The word "comet" inspires thoughts of bright, surreal objects with long tails. Actually, although twenty or so comets are discovered or recovered each year, it is quite rare for one to become visible to the naked eye, and even rarer for one to be impressive. Comet Halley, for instance, was quite bright during its 1985-86 apparition, and in March 1986 had a tail which more than filled the fields of binoculars. To the naked eye, however, it was just a fuzzy star. Comet 1996 B2 (Hyakutake) was much brighter than Halley, and from dark sites its tail stretched more than a third of the way from horizon to horizon from March 24 to March 26. Those in light-polluted urban areas, however, got at best a faint glimpse of the tail. Comet Hale-Bopp in 1997 put on a very good show. Although its head and tail were smaller than Hyakutake's, Hale-Bopp had a bright dust tail that could seen in urban and suburban skies. Those who saw both comets in dark skies almost universally favored Hyakutake, a testament to the destructive power of light pollution!

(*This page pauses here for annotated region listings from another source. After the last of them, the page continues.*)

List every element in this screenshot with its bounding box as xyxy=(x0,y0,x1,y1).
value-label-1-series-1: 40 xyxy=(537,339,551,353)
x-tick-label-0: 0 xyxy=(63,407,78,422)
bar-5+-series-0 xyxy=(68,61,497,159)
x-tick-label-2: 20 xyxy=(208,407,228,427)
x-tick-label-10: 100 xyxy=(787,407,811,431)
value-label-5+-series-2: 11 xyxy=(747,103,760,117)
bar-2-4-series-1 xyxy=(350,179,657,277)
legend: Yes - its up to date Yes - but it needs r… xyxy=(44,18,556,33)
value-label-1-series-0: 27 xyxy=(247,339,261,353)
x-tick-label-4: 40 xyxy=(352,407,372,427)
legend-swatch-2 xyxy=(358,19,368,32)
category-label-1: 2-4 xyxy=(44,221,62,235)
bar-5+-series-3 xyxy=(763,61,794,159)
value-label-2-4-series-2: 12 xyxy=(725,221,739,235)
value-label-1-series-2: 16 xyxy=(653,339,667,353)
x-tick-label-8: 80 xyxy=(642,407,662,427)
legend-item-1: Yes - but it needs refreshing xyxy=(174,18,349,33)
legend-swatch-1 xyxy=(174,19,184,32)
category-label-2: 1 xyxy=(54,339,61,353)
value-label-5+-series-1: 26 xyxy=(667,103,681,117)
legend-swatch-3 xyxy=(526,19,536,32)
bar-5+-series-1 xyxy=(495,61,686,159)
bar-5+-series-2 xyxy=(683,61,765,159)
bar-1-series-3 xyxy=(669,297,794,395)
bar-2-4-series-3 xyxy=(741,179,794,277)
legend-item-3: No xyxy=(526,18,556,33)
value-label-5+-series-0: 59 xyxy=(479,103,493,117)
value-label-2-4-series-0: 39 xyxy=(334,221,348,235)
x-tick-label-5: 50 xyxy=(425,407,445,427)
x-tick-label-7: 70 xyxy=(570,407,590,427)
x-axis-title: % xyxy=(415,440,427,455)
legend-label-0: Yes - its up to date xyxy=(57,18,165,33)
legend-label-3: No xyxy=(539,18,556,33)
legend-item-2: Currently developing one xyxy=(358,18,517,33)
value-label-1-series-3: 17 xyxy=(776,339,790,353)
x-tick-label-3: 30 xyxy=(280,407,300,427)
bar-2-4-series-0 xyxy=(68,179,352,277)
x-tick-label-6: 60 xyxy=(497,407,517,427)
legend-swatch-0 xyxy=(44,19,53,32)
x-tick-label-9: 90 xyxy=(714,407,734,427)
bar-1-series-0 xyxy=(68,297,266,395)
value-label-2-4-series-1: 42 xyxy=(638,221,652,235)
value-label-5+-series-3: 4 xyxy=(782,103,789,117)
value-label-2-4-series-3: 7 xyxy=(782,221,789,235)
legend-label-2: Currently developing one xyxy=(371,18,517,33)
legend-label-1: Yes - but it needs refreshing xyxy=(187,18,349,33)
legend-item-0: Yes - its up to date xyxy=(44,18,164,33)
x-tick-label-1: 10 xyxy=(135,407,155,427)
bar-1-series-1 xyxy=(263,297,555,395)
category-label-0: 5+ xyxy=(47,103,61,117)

In any given year, several comets will become visible in small telescopes. The usual telescopic appearance of a 7th-9th magnitude comet is similar to that of an unresolved globular star cluster or a galaxy. This is why Charles Messier, in the 18th century, drew up his catalog of deep-sky objects--to prevent confusion of these with the new comets that he was always hunting. The observational method to distinguish a comet from other diffuse objects in the sky is to watch for motion: a comet's position among the stars will slowly change from night to night. Sometimes this motion can be noticed within an hour's viewing.

Because comets can brighten or fade rapidly, the Web is a good source for up-to-date information. Here are some of the best comet sites.

Some comets, like Halley's, are periodic, with orbits that take less than 200 years to complete. Others have orbital periods of millions of years. The orbits of some periodic comets cross the Earth's orbit. If there is dust strewn along the comet's orbit at the point where we cross it, we get a meteor shower. Meteors offer unique and intriguing observing opportunities.